Lezione dello storico Cristini apre il corso di studi per tutte le età

GUARDIAGRELE. A cura della locale associazione pensionati guardiesi, presieduta dal professor Pasquale Bianco, sono ripartiti nella cittadina i corsi dell’Università di tutte le età. L’altra sera, presso il salone del Palazzo dell’artigianato di via Roma, alla presenza di un folto pubblico, del presidente dell’Ente mostra, Gianfranco Marsibilio e dell’assessore comunale al turismo, Floriano Iezzi, le lezioni dell’Università sono iniziate con una conferenza dedicata all’invasione delle truppe francesi del 1799, tenuta dallo storico ed ex sindaco della cittadina Ettore Cristini. «La data del 1799», ha esordito Cristini, «dovrebbe essere sempre ricordata da tutti i guardiesi, dato che con l’invasione dei francesi nella nostra cittadina ci furono oltre 700 morti, tra assediati e assedianti». Cristini, dopo aver parlato dei principali avvenimenti storici, avvenuti con l’arrivo dei francesi nella nostra penisola, ha illustrato nei particolari quello che è stato il sacco di Guardiagrele. «La cittadina», ha ricordato Cristini, «rifiutò con fermezza la proposta di una resa onorevole avanzata dai francesi e scelse di combattere, facendo leva sulla speranza di essere inattaccabile, perché circondata da poderose mura e dotata di alcuni cannoni, lasciati dall’esercito borbonico in ritirata.
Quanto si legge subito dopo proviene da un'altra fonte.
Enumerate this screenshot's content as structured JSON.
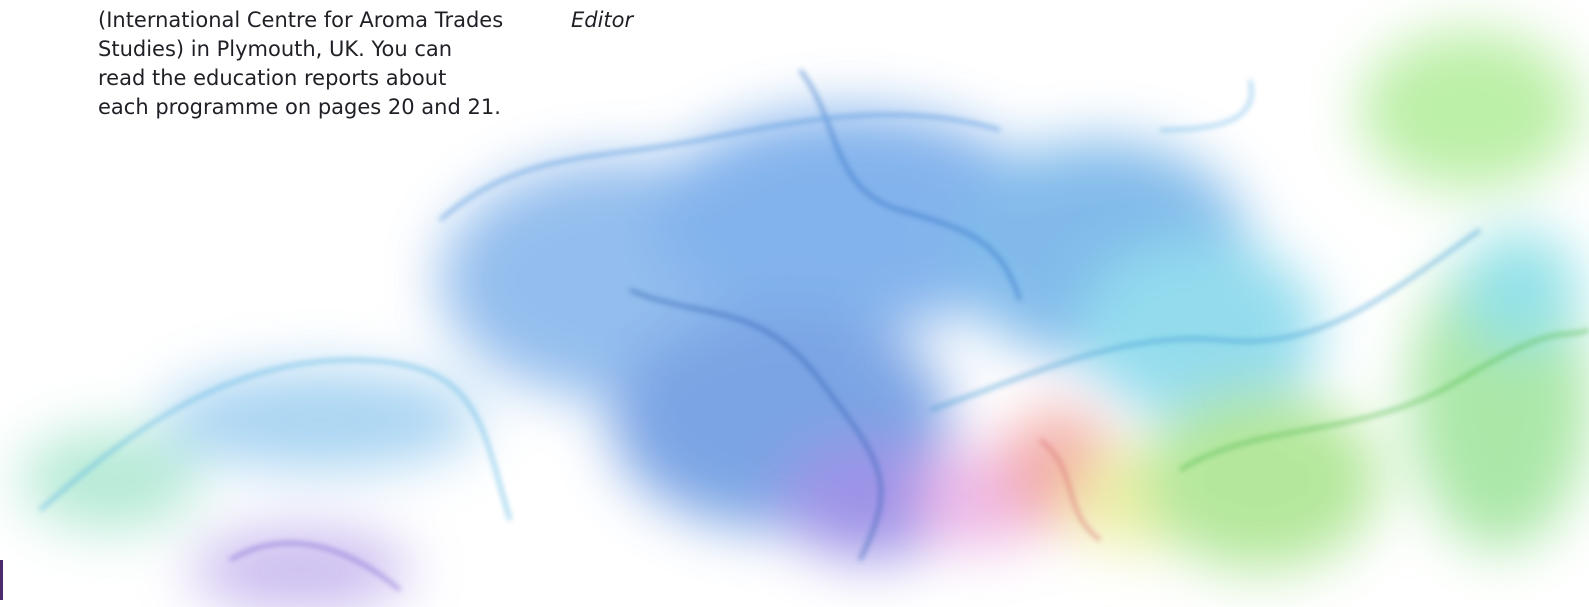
{
  "article": {
    "lines": [
      "(International Centre for Aroma Trades",
      "Studies) in Plymouth, UK. You can",
      "read the education reports about",
      "each programme on pages 20 and 21."
    ],
    "signature": "Editor"
  }
}
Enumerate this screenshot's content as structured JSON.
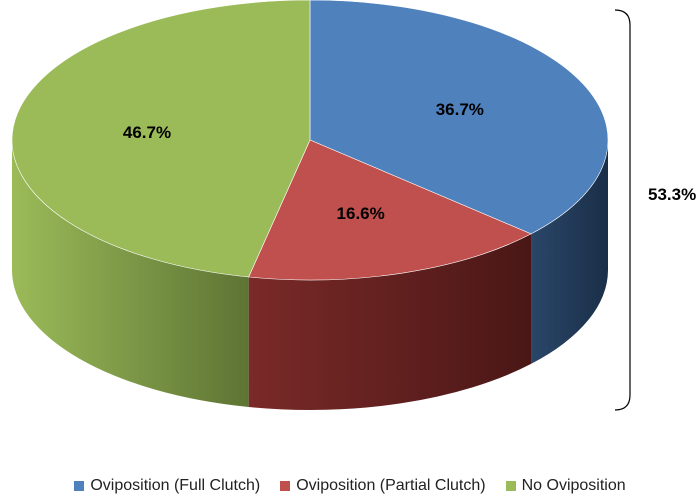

Ci fu così la battaglia e sul campo, tra i guardiesi, ci furono ben 350 morti, 150 tra i francesi e 180 tra gli orsognesi, i lancianesi e altre popolazioni del circondario che si unirono ai francesi per partecipare al sacco di Guardiagrele».
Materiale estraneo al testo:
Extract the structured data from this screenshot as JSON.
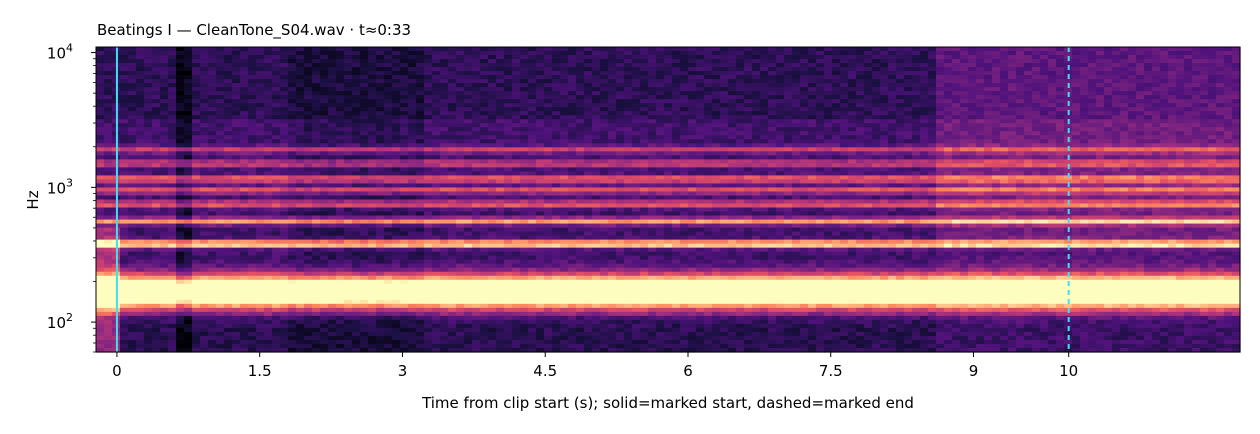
{
  "chart_data": {
    "type": "heatmap",
    "title": "Beatings I  —  CleanTone_S04.wav · t≈0:33",
    "xlabel": "Time from clip start (s); solid=marked start, dashed=marked end",
    "ylabel": "Hz",
    "xlim": [
      -0.22,
      11.8
    ],
    "ylim": [
      60,
      11000
    ],
    "yscale": "log",
    "colormap": "magma",
    "x_ticks": [
      {
        "value": 0,
        "label": "0"
      },
      {
        "value": 1.5,
        "label": "1.5"
      },
      {
        "value": 3,
        "label": "3"
      },
      {
        "value": 4.5,
        "label": "4.5"
      },
      {
        "value": 6,
        "label": "6"
      },
      {
        "value": 7.5,
        "label": "7.5"
      },
      {
        "value": 9,
        "label": "9"
      },
      {
        "value": 10,
        "label": "10"
      }
    ],
    "y_ticks": [
      {
        "value": 100,
        "base": "10",
        "exp": "2"
      },
      {
        "value": 1000,
        "base": "10",
        "exp": "3"
      },
      {
        "value": 10000,
        "base": "10",
        "exp": "4"
      }
    ],
    "markers": [
      {
        "name": "marked start",
        "x": 0,
        "style": "solid",
        "color": "#40e0f0"
      },
      {
        "name": "marked end",
        "x": 10.0,
        "style": "dashed",
        "color": "#40e0f0"
      }
    ],
    "bands": [
      {
        "freq": 185,
        "intensity": 0.92
      },
      {
        "freq": 150,
        "intensity": 0.8
      },
      {
        "freq": 380,
        "intensity": 1.0
      },
      {
        "freq": 560,
        "intensity": 0.68
      },
      {
        "freq": 750,
        "intensity": 0.55
      },
      {
        "freq": 950,
        "intensity": 0.5
      },
      {
        "freq": 1150,
        "intensity": 0.6
      },
      {
        "freq": 1500,
        "intensity": 0.45
      },
      {
        "freq": 1900,
        "intensity": 0.4
      }
    ]
  }
}
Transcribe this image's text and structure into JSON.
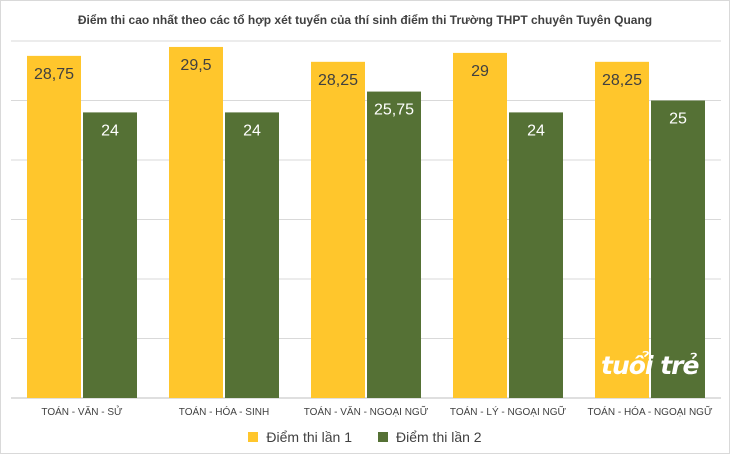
{
  "colors": {
    "series1": "#ffc62c",
    "series2": "#557135",
    "grid": "#d9d9d9",
    "axis": "#bfbfbf",
    "text": "#404040"
  },
  "watermark": "tuổi trẻ",
  "chart_data": {
    "type": "bar",
    "title": "Điểm thi cao nhất theo các tổ hợp xét tuyển của thí sinh điểm thi Trường THPT chuyên Tuyên Quang",
    "categories": [
      "TOÁN - VĂN - SỬ",
      "TOÁN - HÓA - SINH",
      "TOÁN - VĂN - NGOẠI NGỮ",
      "TOÁN - LÝ - NGOẠI NGỮ",
      "TOÁN - HÓA - NGOẠI NGỮ"
    ],
    "series": [
      {
        "name": "Điểm thi lần 1",
        "values": [
          28.75,
          29.5,
          28.25,
          29,
          28.25
        ],
        "labels": [
          "28,75",
          "29,5",
          "28,25",
          "29",
          "28,25"
        ]
      },
      {
        "name": "Điểm thi lần 2",
        "values": [
          24,
          24,
          25.75,
          24,
          25
        ],
        "labels": [
          "24",
          "24",
          "25,75",
          "24",
          "25"
        ]
      }
    ],
    "ylim": [
      0,
      30
    ],
    "gridlines": 6,
    "grid": true,
    "legend": "bottom"
  }
}
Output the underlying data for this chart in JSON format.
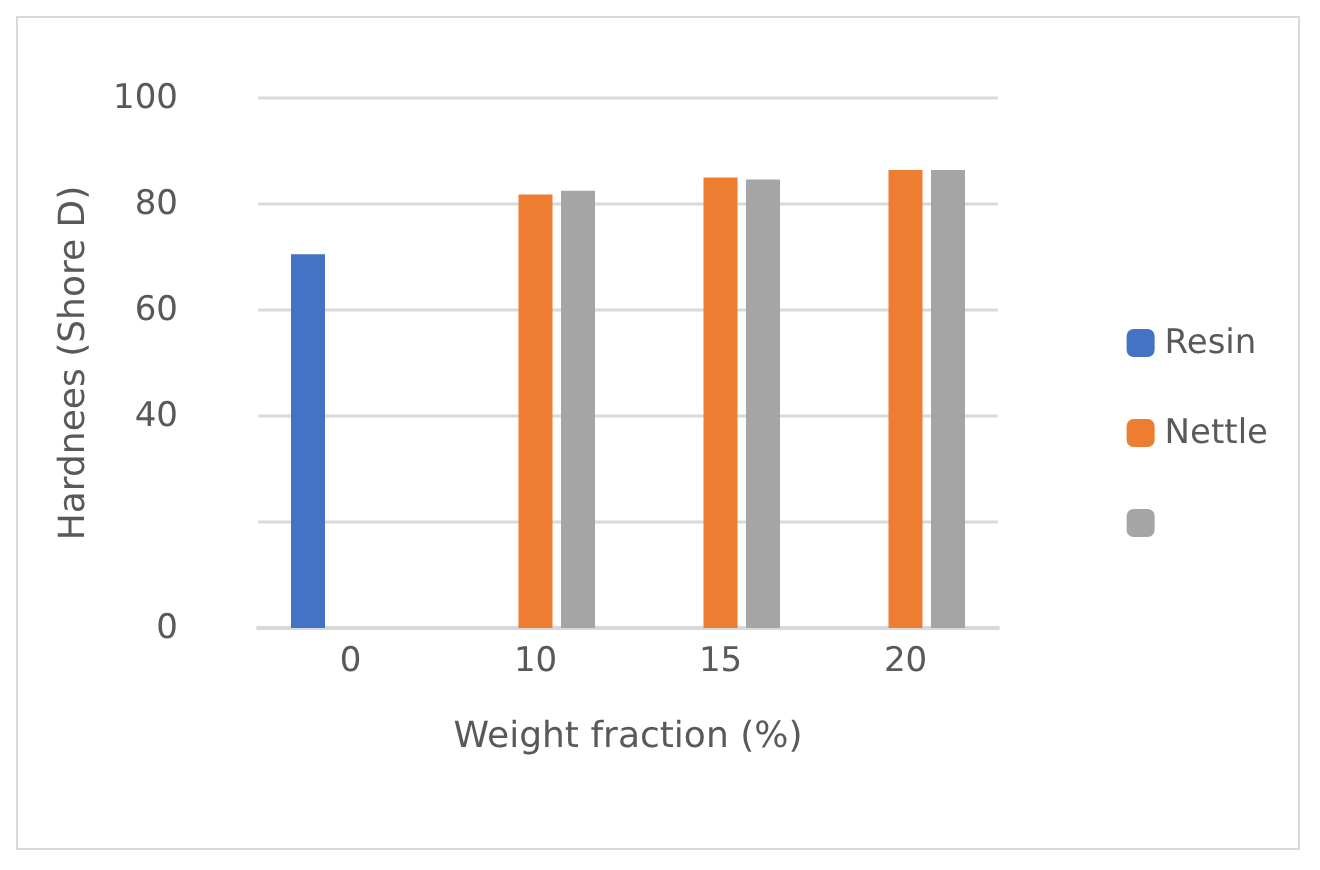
{
  "chart_data": {
    "type": "bar",
    "xlabel": "Weight fraction (%)",
    "ylabel": "Hardnees (Shore D)",
    "categories": [
      "0",
      "10",
      "15",
      "20"
    ],
    "series": [
      {
        "name": "Resin",
        "color": "#4472c4",
        "values": [
          70.5,
          null,
          null,
          null
        ]
      },
      {
        "name": "Nettle",
        "color": "#ed7d31",
        "values": [
          null,
          81.8,
          85,
          86.4
        ]
      },
      {
        "color": "#a5a5a5",
        "values": [
          null,
          82.5,
          84.6,
          86.4
        ]
      }
    ],
    "ylim": [
      0,
      100
    ],
    "yticks": [
      0,
      {
        "value": 20,
        "label": null
      },
      40,
      60,
      80,
      100
    ],
    "grid": "y",
    "legend": "right"
  }
}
Cristini, ha ricordato che per questa ragione, per anni il ricordo del 1799 è stato legato agli attriti esistenti tra Guardiagrele e Orsogna. Lo storico guardiese ha parlato anche del momumento ai caduti nell’assedio francese, realizzato, ironia della sorte, da un orsognese, all’interno del cimitero guardiese nel 1899, in occasione del centenario dell’avvenimento. (g.i.)